The item seemed innocuous, until Hoffman, the long-time cross-country and track and field coach at Archbishop Curley High School in Baltimore, learned more about the origin of an outreach where Jamaican youth began the day listening to the radio to hear the Olympic exploits of their new national hero, sprinter Usain Bolt.
It turns out that the Bible camp was operated by men with links to Curley, and that it was funded by proceeds, $1,100, from the school’s Mother-Son Dance, a relatively new tradition at the school.
“Usually, it’s a break-even event,” Curley President Father Michael T. Martin, O.F.M., said of a social that began in 1998. “They had raised some extra money this year and someone said, ‘How about we send it to Jamaica?’ They really need help, and we know and love the Friars down there.”
According to CNS, Brother Michael T. Duffy, a former campus minister at Curley, organized the Jamaican Bible camp. It was administered by St. Mary’s, Above the Rocks. Father Martin said that Father Michael Heine, a former Curley guidance counselor, has helped run St.
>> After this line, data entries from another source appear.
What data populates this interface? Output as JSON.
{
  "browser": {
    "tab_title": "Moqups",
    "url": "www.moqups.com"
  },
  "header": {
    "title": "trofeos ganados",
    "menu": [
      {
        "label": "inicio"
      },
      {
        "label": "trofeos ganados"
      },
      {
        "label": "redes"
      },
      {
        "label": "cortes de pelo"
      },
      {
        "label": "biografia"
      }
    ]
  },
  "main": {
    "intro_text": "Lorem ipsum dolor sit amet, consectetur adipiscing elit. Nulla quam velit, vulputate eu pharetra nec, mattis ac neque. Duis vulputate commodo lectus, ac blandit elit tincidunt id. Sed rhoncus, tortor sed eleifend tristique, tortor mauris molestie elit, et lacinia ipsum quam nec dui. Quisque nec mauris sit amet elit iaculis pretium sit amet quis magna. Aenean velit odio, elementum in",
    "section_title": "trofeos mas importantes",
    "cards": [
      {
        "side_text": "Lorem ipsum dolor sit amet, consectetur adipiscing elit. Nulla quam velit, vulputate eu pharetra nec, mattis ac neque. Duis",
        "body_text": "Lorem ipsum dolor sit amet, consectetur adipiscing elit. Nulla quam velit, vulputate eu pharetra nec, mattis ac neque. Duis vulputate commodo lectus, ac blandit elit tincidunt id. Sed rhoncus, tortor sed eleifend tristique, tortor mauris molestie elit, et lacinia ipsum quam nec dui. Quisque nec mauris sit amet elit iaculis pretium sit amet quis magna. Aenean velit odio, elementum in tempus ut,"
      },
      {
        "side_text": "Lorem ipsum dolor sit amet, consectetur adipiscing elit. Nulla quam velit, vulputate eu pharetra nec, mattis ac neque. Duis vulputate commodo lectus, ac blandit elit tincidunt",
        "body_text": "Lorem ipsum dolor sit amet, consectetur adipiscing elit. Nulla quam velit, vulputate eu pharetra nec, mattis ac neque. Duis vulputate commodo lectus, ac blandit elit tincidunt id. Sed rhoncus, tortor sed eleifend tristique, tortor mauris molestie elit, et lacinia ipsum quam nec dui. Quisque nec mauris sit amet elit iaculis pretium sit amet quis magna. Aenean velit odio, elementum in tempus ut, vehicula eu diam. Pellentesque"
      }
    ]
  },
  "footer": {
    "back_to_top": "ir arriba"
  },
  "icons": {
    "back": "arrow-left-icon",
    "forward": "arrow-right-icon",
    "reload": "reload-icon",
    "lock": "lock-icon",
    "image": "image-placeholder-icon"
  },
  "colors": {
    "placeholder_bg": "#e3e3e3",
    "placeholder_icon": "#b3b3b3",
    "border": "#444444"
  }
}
Mary’s for several years.
Olympic track and field, held at night in Beijing, China, was broadcast live on the radio in the morning in Jamaica.
“Nothing across the island began until after the people listened to the Olympic events on the radio,” Brother Duffy told CNS. “The kids in our camp were no different, especially with the Jamaican Olympians doing so well.”
It was not the first time Curley had helped promote the sport in Jamaica.
Hoffman, a Curley alumnus who competed in Jamaica during a track and field career that took him into the Masters (40-plus) category, routinely sends goodwill packages of shirts, shoes and other gear to the Franciscans who have moved from Curley to Jamaica.
“You never know when certain things come together,” said Hoffman, who like all area track coaches, has become accustomed to watching young Jamaicans dominate the prep 4×400 relay at the Penn Relays in Philadelphia.
“I’m assuming that one of these days,” Hoffman joked, “with all of those shoes we’re sending, one of those kids is going to wind up at the Penn Relays.”
Adding another layer to the connection is Curley’s tradition in a sport that Bolt has come to rule.
After Michael Phelps, Bolt was the dominant male athlete at the Summer Olympics, where he wowed his sport and his countrymen by setting world records and taking gold medals in the 100-meter dash, the 200 sprint and the 4×100 relay.
Curley, meanwhile, has excelled in its own right, winning the last three Maryland Interscholastic Athletic Association championship meet titles and going unbeaten in A Conference dual meet competition last spring.
Hoffman spoke about those links prior to one of the last cross-country practices of summer.
“We don’t have a lot of experience,” Hoffman said, “but I love this group of kids.”